My flashcard refactoring for today is a reminder of the classic knowledge construction advice: do not add what you do not understand. It is also a reminder of the importance of providing enough related cards in your deck for a piece of knowledge.
Here’s the card I came across that was giving me trouble, related to SQL programming (double-sided):
- Side 1: Oracle SQL syntax for creating object table
- Side 2: CREATE TABLE (table name) OF (object type)
When revisiting this card, I realized that I didn’t have a good concept of what “object tables” are, so this is definitely a case of not understanding the material before committing it to spaced repetition.
But the thing is, I wouldn’t have added it if I didn’t have a good understanding of object tables, at the time of adding knowledge to my spaced repetition system. The problem is I forgot the concept of “object tables”, and seeing the answer to this card was not enough to bring it back.
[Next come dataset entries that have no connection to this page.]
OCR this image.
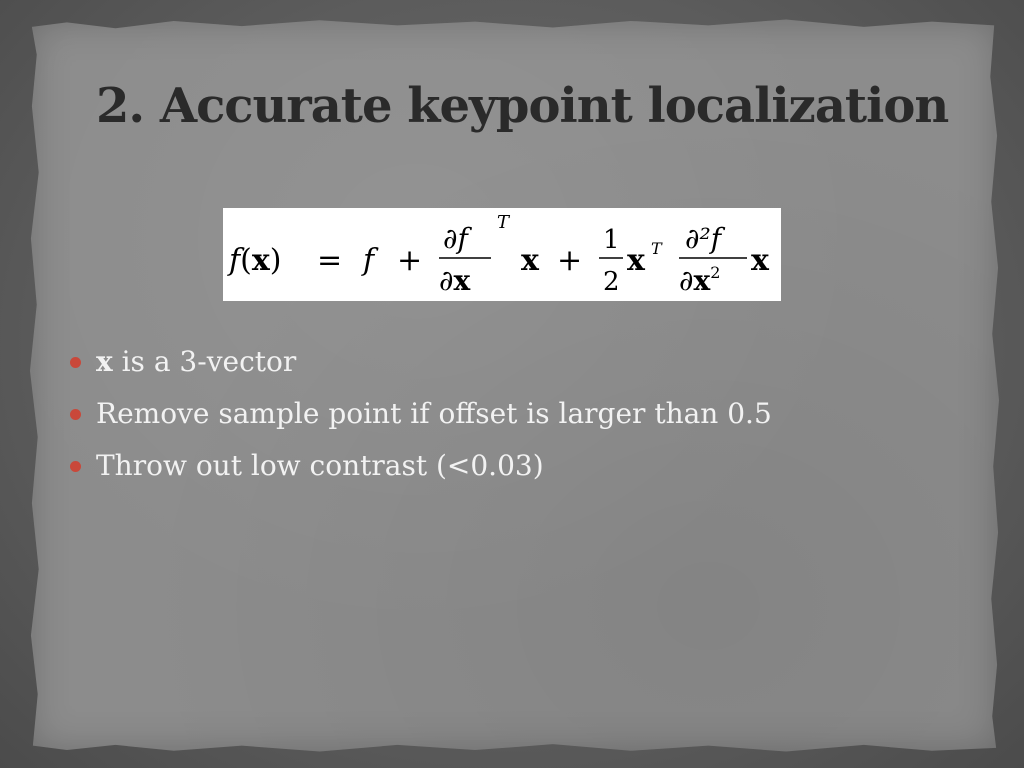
2. Accurate keypoint localization
f(x) = f +
∂f
∂x
T
x +
1
2
x T ∂²f
$\partial x^2$ x
x is a 3-vector
Remove sample point if offset is larger than 0.5
Throw out low contrast (<0.03)
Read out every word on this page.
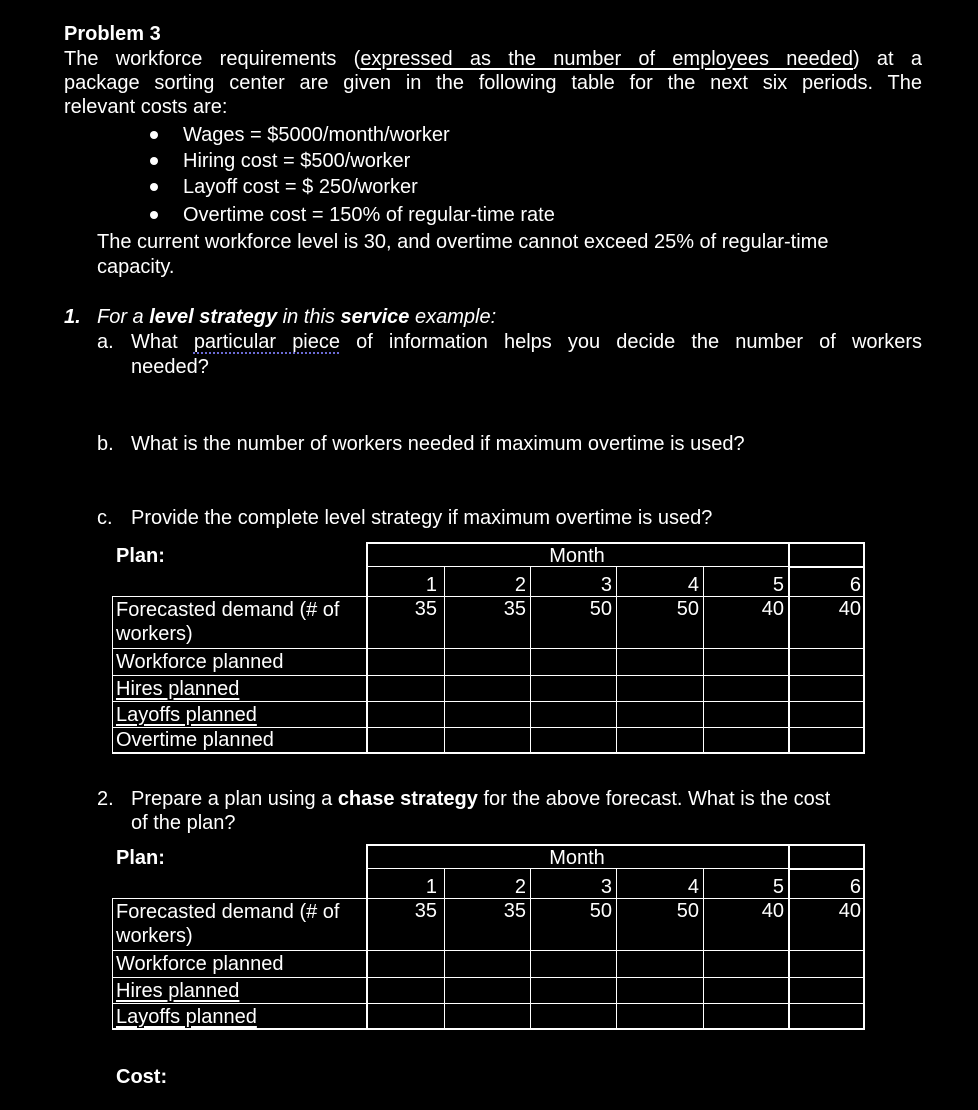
Problem 3
The workforce requirements (expressed as the number of employees needed) at a
package sorting center are given in the following table for the next six periods. The
relevant costs are:
Wages = $5000/month/worker
Hiring cost = $500/worker
Layoff cost = $ 250/worker
Overtime cost = 150% of regular-time rate
The current workforce level is 30, and overtime cannot exceed 25% of regular-time
capacity.
1. For a level strategy in this service example:
a. What particular piece of information helps you decide the number of workers
needed?
b. What is the number of workers needed if maximum overtime is used?
c. Provide the complete level strategy if maximum overtime is used?
Plan:	Month
1	2	3	4	5	6
Forecasted demand (# of
workers)
35	35	50	50	40	40
Workforce planned
Hires planned
Layoffs planned
Overtime planned
2. Prepare a plan using a chase strategy for the above forecast. What is the cost
of the plan?
Plan:	Month
1	2	3	4	5	6
Forecasted demand (# of
workers)
35	35	50	50	40	40
Workforce planned
Hires planned
Layoffs planned
Cost:
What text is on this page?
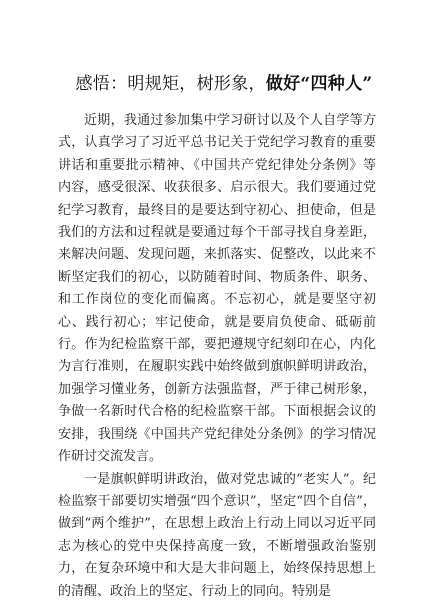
感悟：明规矩，树形象，做好“四种人”

近期，我通过参加集中学习研讨以及个人自学等方式，认真学习了习近平总书记关于党纪学习教育的重要讲话和重要批示精神、《中国共产党纪律处分条例》等内容，感受很深、收获很多、启示很大。我们要通过党纪学习教育，最终目的是要达到守初心、担使命，但是我们的方法和过程就是要通过每个干部寻找自身差距，来解决问题、发现问题，来抓落实、促整改，以此来不断坚定我们的初心，以防随着时间、物质条件、职务、和工作岗位的变化而偏离。不忘初心，就是要坚守初心、践行初心；牢记使命，就是要肩负使命、砥砺前行。作为纪检监察干部，要把遵规守纪刻印在心，内化为言行准则，在履职实践中始终做到旗帜鲜明讲政治，加强学习懂业务，创新方法强监督，严于律己树形象，争做一名新时代合格的纪检监察干部。下面根据会议的安排，我围绕《中国共产党纪律处分条例》的学习情况作研讨交流发言。

一是旗帜鲜明讲政治，做对党忠诚的“老实人”。纪检监察干部要切实增强“四个意识”，坚定“四个自信”，做到“两个维护”，在思想上政治上行动上同以习近平同志为核心的党中央保持高度一致，不断增强政治鉴别力，在复杂环境中和大是大非问题上，始终保持思想上的清醒、政治上的坚定、行动上的同向。特别是
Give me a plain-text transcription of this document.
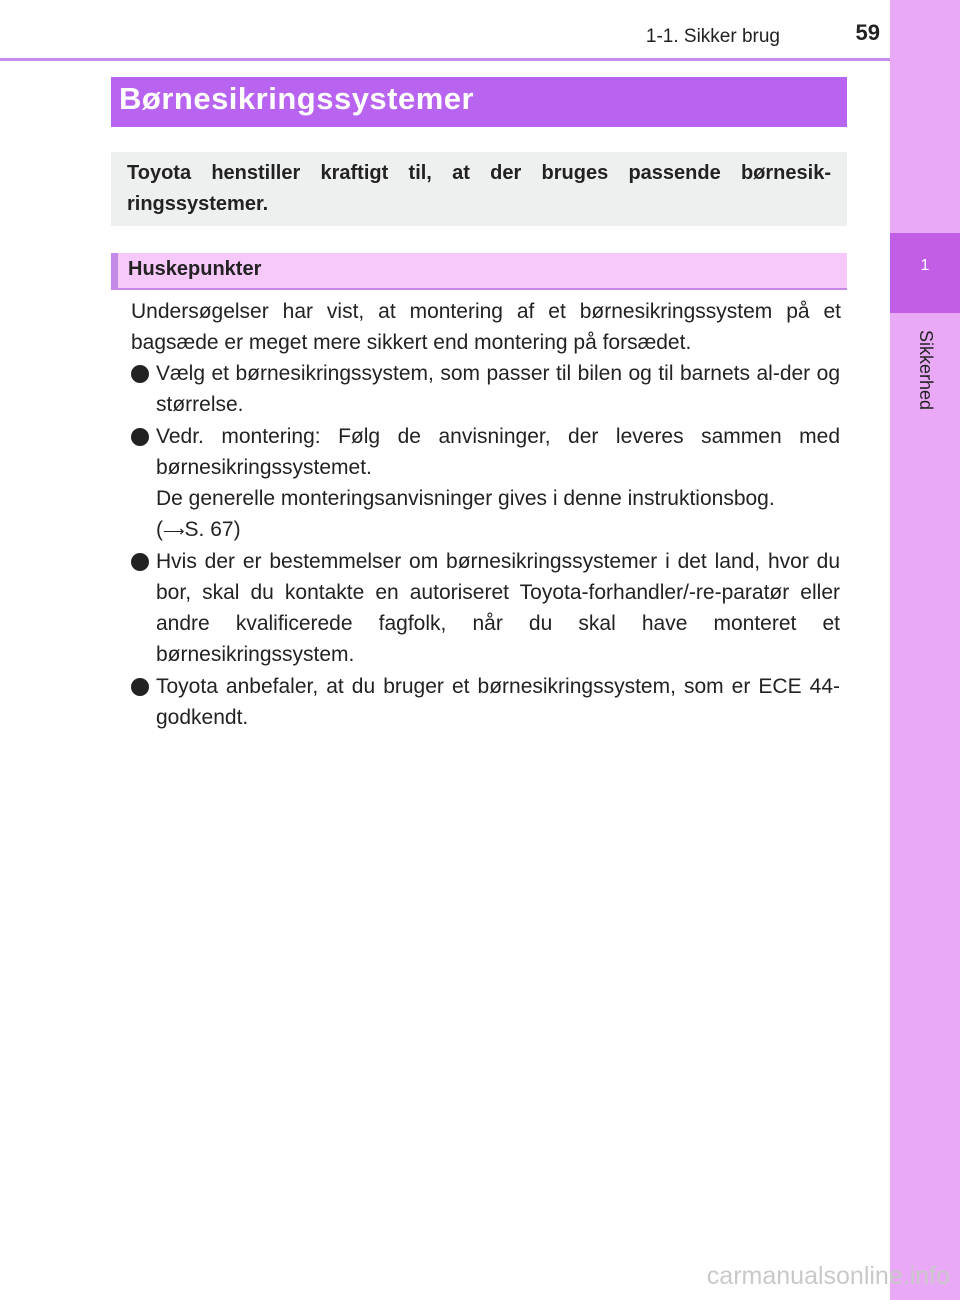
1
Sikkerhed
1-1. Sikker brug	59
Børnesikringssystemer
Toyota henstiller kraftigt til, at der bruges passende børnesik-ringssystemer.
Huskepunkter
Undersøgelser har vist, at montering af et børnesikringssystem på et bagsæde er meget mere sikkert end montering på forsædet.
Vælg et børnesikringssystem, som passer til bilen og til barnets al-der og størrelse.
Vedr. montering: Følg de anvisninger, der leveres sammen med børnesikringssystemet.
De generelle monteringsanvisninger gives i denne instruktionsbog.
(⟶S. 67)
Hvis der er bestemmelser om børnesikringssystemer i det land, hvor du bor, skal du kontakte en autoriseret Toyota-forhandler/-re-paratør eller andre kvalificerede fagfolk, når du skal have monteret et børnesikringssystem.
Toyota anbefaler, at du bruger et børnesikringssystem, som er ECE 44-godkendt.
carmanualsonline.info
I didn’t have any other cards in my deck about “object tables” and how they differ from other related concepts in Oracle SQL such as nested tables.
In a situation like this, it helps to go back to the source, clarify any misunderstanding, and add new cards that solidify your knowledge.
So, in this case, I looked up Oracle documentation and found a great article almost immediately that clarified the meaning. It also provided a bunch of useful nomenclature for closely related concepts, providing further scaffolding for the knowledge. This lead me to add a bunch of cards:
- Card 1 (Cloze): Objects can be stored in two types of tables: [object tables] and [relational tables].
- Card 2 (Basic 1-sided Q&A):
- Q: What’s the difference between object tables and relational tables? (Oracle SQL)
- A: Object tables store only objects Relational tables store objects with other table data
- Card 3 (Basic 1-sided Q&A):
- Q: What does each row represent in an object table? (Oracle SQL)
- A: An Object
So to recap, here the main lessons from this refactoring:
- Don’t add stuff to spaced repetition that you don’t understand
- Make sure you add enough knowledge about the concept in your deck, so there is sufficient context for you to understand again when you forget
- When dealing with 1 or 2, the solution is to go back to the original source to understand the knowledge and add more relevant material.